To online date or not to online date?

That is the question. Most of my married friends (I call them “the marrieds”) say they would do it if they were single. My first experience with online dating a few years back wasn’t fruitful, but it did teach me a lot about myself and how I date. By going through the process of filling out a profile or in-depth questionnaire, you are forced to look at yourself, what you bring to a relationship and what you’re looking for in a relationship. For anyone that wants to date or eventually find a relationship I say do it! And do it with no expectation for the end result. Do it for the experience itself. You may meet a bunch of losers, but what if those losers have some hot friends? Come to think of it, I think it should be a required step for everyone that wants a relationship and can’t figure out why its not happening. What have you got to loose? You tell me, are there reasons against it?

Thursday, October 1, 2009

Singles Events--a night at the ball park

Have you ever attended a singles event? The idea is great. Throw a party for singles to meet and mingle with a common goal. The best singles event I've been to--and one of only a few--was a house party, hosted by a close friend where all the invitees were single. It was during the holiday season and ended up successful for many of the guests, at least for the night. ;)

I think at the right venue a "singles night" is a great idea. --If you request suggestions or tips please comment your question on this post.--

I'm not a HUGE sports fan, but when I heard that the ball park was hosting a singles night on one of the last games of the season I thought it sounded fun. Two single girl friends and one single guy friend thought it sounded fun too.

When we got there it was a little embarrassing, almost humiliating. One area roped off with a huge sign "SINGLES NIGHT." In other words: here are all the lost souls with no luck finding love or with issues bigger than themselves.We found an excuse to walk by once or twice and then finally entered. Good thing they offered a free drink with admission because that's why we braved the roped off area.

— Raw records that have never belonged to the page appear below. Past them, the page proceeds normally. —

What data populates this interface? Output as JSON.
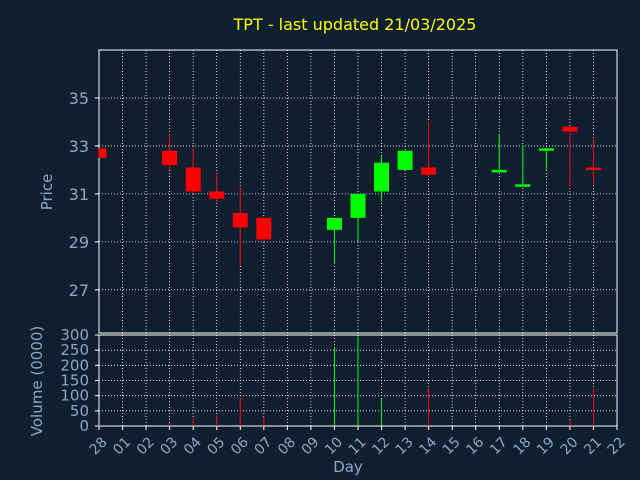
{
  "chart_data": {
    "type": "candlestick",
    "title": "TPT - last updated 21/03/2025",
    "xlabel": "Day",
    "colors": {
      "background": "#0f1f30",
      "plot_border": "#ffffff",
      "grid": "#ffffff",
      "axis_text": "#8aa8c8",
      "title": "#ffff00",
      "up": "#00ff00",
      "down": "#ff0000"
    },
    "x_ticks": [
      "28",
      "01",
      "02",
      "03",
      "04",
      "05",
      "06",
      "07",
      "08",
      "09",
      "10",
      "11",
      "12",
      "13",
      "14",
      "15",
      "16",
      "17",
      "18",
      "19",
      "20",
      "21",
      "22"
    ],
    "price_panel": {
      "ylabel": "Price",
      "ylim": [
        25.2,
        37.0
      ],
      "y_ticks": [
        27,
        29,
        31,
        33,
        35
      ],
      "grid": true
    },
    "volume_panel": {
      "ylabel": "Volume (0000)",
      "ylim": [
        0,
        300
      ],
      "y_ticks": [
        0,
        50,
        100,
        150,
        200,
        250,
        300
      ],
      "grid": true
    },
    "candles": [
      {
        "day": "28",
        "open": 32.9,
        "close": 32.5,
        "high": 32.9,
        "low": 32.5,
        "volume": 3
      },
      {
        "day": "03",
        "open": 32.8,
        "close": 32.2,
        "high": 33.5,
        "low": 32.0,
        "volume": 10
      },
      {
        "day": "04",
        "open": 32.1,
        "close": 31.1,
        "high": 32.9,
        "low": 31.0,
        "volume": 25
      },
      {
        "day": "05",
        "open": 31.1,
        "close": 30.8,
        "high": 31.9,
        "low": 30.6,
        "volume": 35
      },
      {
        "day": "06",
        "open": 30.2,
        "close": 29.6,
        "high": 31.3,
        "low": 28.0,
        "volume": 95
      },
      {
        "day": "07",
        "open": 30.0,
        "close": 29.1,
        "high": 30.0,
        "low": 29.0,
        "volume": 30
      },
      {
        "day": "10",
        "open": 29.5,
        "close": 30.0,
        "high": 30.0,
        "low": 28.1,
        "volume": 260
      },
      {
        "day": "11",
        "open": 30.0,
        "close": 31.0,
        "high": 31.0,
        "low": 29.0,
        "volume": 295
      },
      {
        "day": "12",
        "open": 31.1,
        "close": 32.3,
        "high": 32.6,
        "low": 30.7,
        "volume": 90
      },
      {
        "day": "13",
        "open": 32.0,
        "close": 32.8,
        "high": 32.8,
        "low": 32.0,
        "volume": 5
      },
      {
        "day": "14",
        "open": 32.1,
        "close": 31.8,
        "high": 34.0,
        "low": 31.7,
        "volume": 125
      },
      {
        "day": "17",
        "open": 32.0,
        "close": 32.0,
        "high": 33.5,
        "low": 32.0,
        "volume": 3
      },
      {
        "day": "18",
        "open": 31.3,
        "close": 31.4,
        "high": 33.0,
        "low": 31.3,
        "volume": 3
      },
      {
        "day": "19",
        "open": 32.9,
        "close": 32.9,
        "high": 32.9,
        "low": 32.0,
        "volume": 3
      },
      {
        "day": "20",
        "open": 33.8,
        "close": 33.6,
        "high": 33.8,
        "low": 31.3,
        "volume": 20
      },
      {
        "day": "21",
        "open": 32.1,
        "close": 32.0,
        "high": 33.3,
        "low": 31.4,
        "volume": 125
      }
    ]
  }
}
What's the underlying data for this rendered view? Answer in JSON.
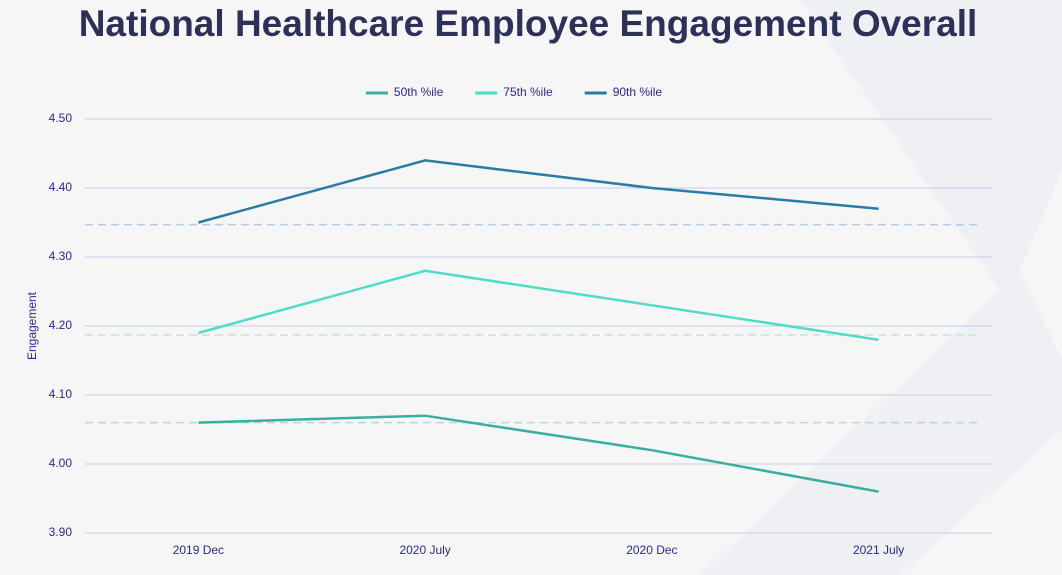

One word: awkward. Everyone looking around at everyone else, no one quite wants to make eye contact. People talking to their friends, people alone, wandering around and around. Painful is another word. I tried to say something to the guys behind us in line to get our free drink. One looked at me as if I was speaking Martian and then continued on with their conversation.

The good thing about it was the variety of people. All different styles of dress, different races represented, and ages ranging from ~21 up to 50+. With luck anyone hypothetically could meet someone there.

My friends and I continued to chat while consciously trying to stay open to conversation with others. --At an event like this or anytime you are out specifically to meet someone you really have to make an effort to be open. More than one person is much less approachable.--

One brave woman had made a big sign to hold during the game. You know the signs people make, trying to get on tv? Along with it she brought extra poster paper and a big, fat sharpie for others to make a sign too. Props to her for her creativity. Turned out to be a good conversation starter. Suddenly I had the best idea I'd had in months. I made a sign with my "single stats." You know how on a dating website you post who you are and what you're looking for? I put it down on my poster: "5'10", Straight, Red Hair, Brown Eyes" Then I put my seat number: "Bleachers 140 row 18 seat 14."

I thoroughly entertained myself and the best part was that two men approached me before I even finished writing the sign. My two girlfriends then made signs saying "I'm with her" with an arrow pointing to me. We had fun, laughing, getting our picture taken and mingling with other people along the way.

You gotta take a risk sometimes. Bet big to win big. No fool, no fun.

In the end I met a nice guy that I was even attracted to. We had good conversation and he came to find me in my seat. We've talked on the phone and texted since then, making plans to hang out again. I'd call that a successful event.